— Mon père, je sais que je vous dois tout et que vous ne me devez rien.
— Tu te trompes, garçon, répliqua Blunt avec simplicité, je te dois le dernier prétexte que j’ai de vivre. Sans toi, que ferais-je en ce monde ?
Édouard se dressa sur son séant et lui jeta ses deux bras autour du cou.
— Si vous saviez comme je vous aime ! s’écria-t-il.
— Oh ! garçon, je m’en doute, fit Blunt en lui rendant son étreinte de bon cœur, mais il y a quelqu’un que tu aimes encore mieux que moi.
— Ma mère… balbutia Édouard.
— Je ne serais pas jaloux de ta mère. Ma meilleure espérance est de te mettre bientôt dans ses bras.
— Parlez-moi d’elle, je vous en prie !
— As-tu donc peur qu’on ne te parle d’une autre ? prononça tout bas capitaine Blunt.
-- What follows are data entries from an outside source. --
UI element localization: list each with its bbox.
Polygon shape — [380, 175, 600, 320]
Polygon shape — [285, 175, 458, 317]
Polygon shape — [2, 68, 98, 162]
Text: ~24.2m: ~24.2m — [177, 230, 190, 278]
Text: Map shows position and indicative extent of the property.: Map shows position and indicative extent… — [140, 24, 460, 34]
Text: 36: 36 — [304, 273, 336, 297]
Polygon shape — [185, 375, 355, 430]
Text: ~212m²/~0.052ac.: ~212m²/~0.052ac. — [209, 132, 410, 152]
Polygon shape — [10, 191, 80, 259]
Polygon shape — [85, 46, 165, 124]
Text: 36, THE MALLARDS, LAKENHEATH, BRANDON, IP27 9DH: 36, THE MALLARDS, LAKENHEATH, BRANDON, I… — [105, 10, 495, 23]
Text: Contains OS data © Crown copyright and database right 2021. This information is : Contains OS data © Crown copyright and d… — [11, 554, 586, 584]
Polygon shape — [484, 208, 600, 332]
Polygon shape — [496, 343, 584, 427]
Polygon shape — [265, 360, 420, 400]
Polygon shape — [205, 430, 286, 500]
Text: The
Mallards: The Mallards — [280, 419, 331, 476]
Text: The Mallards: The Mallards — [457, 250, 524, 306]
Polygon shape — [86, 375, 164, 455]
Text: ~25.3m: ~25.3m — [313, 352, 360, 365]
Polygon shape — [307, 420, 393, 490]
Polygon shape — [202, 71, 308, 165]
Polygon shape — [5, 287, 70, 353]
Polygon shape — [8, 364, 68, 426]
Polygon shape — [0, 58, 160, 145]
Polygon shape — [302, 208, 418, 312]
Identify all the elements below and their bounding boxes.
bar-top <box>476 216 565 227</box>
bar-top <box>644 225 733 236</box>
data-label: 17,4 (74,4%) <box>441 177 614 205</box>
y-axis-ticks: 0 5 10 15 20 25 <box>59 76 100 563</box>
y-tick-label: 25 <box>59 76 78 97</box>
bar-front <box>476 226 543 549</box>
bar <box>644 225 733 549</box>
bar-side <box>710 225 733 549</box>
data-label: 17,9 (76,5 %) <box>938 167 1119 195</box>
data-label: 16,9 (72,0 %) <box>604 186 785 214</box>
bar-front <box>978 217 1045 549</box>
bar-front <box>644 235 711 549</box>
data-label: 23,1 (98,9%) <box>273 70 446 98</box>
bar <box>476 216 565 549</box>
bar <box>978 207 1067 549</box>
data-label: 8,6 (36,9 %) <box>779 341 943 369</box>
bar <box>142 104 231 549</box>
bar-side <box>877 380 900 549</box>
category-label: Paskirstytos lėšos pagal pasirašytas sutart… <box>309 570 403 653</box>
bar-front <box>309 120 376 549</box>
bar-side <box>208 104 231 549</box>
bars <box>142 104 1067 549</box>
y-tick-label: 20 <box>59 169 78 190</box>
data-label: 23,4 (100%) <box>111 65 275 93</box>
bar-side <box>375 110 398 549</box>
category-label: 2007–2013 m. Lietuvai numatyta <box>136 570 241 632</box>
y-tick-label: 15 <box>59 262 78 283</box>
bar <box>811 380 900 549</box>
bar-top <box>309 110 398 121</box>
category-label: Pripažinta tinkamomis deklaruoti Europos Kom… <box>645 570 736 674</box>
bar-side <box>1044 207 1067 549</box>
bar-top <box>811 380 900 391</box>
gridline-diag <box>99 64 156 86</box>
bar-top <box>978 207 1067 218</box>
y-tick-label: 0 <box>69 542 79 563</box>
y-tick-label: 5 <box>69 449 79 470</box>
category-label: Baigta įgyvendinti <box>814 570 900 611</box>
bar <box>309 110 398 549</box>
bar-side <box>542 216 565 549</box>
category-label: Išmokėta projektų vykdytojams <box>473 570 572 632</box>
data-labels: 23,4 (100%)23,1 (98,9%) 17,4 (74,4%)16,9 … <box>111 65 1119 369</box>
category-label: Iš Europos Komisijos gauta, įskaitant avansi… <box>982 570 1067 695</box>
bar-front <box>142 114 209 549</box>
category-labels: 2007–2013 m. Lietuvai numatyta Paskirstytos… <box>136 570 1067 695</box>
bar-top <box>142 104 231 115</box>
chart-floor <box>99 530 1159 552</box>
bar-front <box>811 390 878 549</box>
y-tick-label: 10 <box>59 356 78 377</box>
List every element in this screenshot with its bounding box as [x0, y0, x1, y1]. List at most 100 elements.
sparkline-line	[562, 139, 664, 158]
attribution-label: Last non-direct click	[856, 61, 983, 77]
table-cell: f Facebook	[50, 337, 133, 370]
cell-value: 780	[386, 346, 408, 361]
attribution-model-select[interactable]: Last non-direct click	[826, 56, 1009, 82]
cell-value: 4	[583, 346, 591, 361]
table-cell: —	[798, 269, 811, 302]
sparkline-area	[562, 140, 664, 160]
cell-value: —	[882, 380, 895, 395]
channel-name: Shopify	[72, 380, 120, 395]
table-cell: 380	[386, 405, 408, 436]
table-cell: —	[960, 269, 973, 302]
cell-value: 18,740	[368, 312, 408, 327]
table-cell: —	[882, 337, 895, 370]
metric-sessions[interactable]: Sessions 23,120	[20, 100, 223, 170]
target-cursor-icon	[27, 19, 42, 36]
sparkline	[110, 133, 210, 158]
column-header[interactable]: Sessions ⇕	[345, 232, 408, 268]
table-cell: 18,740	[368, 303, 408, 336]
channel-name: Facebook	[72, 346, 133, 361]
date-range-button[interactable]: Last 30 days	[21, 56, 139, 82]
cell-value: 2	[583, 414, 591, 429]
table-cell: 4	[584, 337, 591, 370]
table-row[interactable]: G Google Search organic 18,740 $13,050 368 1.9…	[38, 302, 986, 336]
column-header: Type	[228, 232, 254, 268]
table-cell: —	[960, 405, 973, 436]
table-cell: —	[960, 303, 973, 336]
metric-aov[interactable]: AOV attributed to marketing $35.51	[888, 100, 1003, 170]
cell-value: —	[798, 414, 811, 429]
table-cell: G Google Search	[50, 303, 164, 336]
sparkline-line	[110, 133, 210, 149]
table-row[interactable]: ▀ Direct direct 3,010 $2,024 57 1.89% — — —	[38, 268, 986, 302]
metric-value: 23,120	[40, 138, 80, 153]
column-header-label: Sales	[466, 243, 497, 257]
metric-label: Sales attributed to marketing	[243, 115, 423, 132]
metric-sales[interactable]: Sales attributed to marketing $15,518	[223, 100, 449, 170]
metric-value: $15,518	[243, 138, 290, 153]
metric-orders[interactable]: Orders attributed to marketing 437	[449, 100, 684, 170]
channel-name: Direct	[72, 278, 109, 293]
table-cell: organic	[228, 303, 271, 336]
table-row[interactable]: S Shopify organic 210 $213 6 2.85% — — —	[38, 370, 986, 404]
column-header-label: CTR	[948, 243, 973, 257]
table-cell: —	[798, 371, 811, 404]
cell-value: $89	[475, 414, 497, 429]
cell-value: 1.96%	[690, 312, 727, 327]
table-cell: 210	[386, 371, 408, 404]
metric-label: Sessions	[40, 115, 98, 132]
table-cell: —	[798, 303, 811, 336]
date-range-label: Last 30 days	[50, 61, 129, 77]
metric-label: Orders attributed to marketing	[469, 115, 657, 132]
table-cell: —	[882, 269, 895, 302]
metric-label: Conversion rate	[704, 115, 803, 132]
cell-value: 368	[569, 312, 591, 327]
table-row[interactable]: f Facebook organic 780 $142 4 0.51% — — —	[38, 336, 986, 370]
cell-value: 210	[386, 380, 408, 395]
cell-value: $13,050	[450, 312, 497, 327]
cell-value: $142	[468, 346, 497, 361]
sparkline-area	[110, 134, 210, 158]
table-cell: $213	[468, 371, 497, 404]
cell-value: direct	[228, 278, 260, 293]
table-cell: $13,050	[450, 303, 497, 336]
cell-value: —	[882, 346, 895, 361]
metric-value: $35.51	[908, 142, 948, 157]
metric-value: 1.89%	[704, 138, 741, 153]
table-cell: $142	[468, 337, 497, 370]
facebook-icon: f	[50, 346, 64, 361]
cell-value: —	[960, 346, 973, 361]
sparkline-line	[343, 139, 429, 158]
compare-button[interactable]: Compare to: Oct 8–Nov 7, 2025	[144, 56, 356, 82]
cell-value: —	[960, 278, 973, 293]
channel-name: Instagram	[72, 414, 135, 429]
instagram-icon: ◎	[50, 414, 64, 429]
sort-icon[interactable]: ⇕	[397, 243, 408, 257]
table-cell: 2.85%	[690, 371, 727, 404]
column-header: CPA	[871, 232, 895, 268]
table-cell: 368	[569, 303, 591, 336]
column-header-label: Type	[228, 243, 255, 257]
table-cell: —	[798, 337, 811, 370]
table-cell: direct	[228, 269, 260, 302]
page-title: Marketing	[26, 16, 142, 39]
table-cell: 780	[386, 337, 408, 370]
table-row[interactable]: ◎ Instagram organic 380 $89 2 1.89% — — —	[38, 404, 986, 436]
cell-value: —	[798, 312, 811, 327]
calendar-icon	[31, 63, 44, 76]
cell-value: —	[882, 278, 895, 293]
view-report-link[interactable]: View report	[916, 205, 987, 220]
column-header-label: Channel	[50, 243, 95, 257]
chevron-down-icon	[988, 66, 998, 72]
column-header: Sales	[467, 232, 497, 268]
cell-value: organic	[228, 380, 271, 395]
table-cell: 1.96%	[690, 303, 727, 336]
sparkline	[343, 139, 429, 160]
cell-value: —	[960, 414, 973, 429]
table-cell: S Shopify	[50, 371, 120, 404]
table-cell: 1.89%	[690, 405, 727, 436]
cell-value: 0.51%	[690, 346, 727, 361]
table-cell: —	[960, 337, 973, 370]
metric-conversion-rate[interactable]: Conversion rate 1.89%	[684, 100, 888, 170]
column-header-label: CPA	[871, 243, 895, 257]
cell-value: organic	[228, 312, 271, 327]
Ta mère est comme toi gravement, cruellement menacée…
— Ne me sera-t-il jamais permis de la défendre ?
— Tu ne pourrais, en ce moment, que grandir son danger.
Édouard laissa retomber sa tête sur l’oreiller. Blunt s’assit au pied du lit. Il changea de ton pour demander :
— On causait, ici près, dans l’autre chambre, quand tu t’es éveillé ce matin.
— Oui, père, vous étiez avec ce M. Chanut.
— As-tu écouté ?
— Seulement pour savoir qui était là. Je m’étonnais que mon lit eût été changé de place.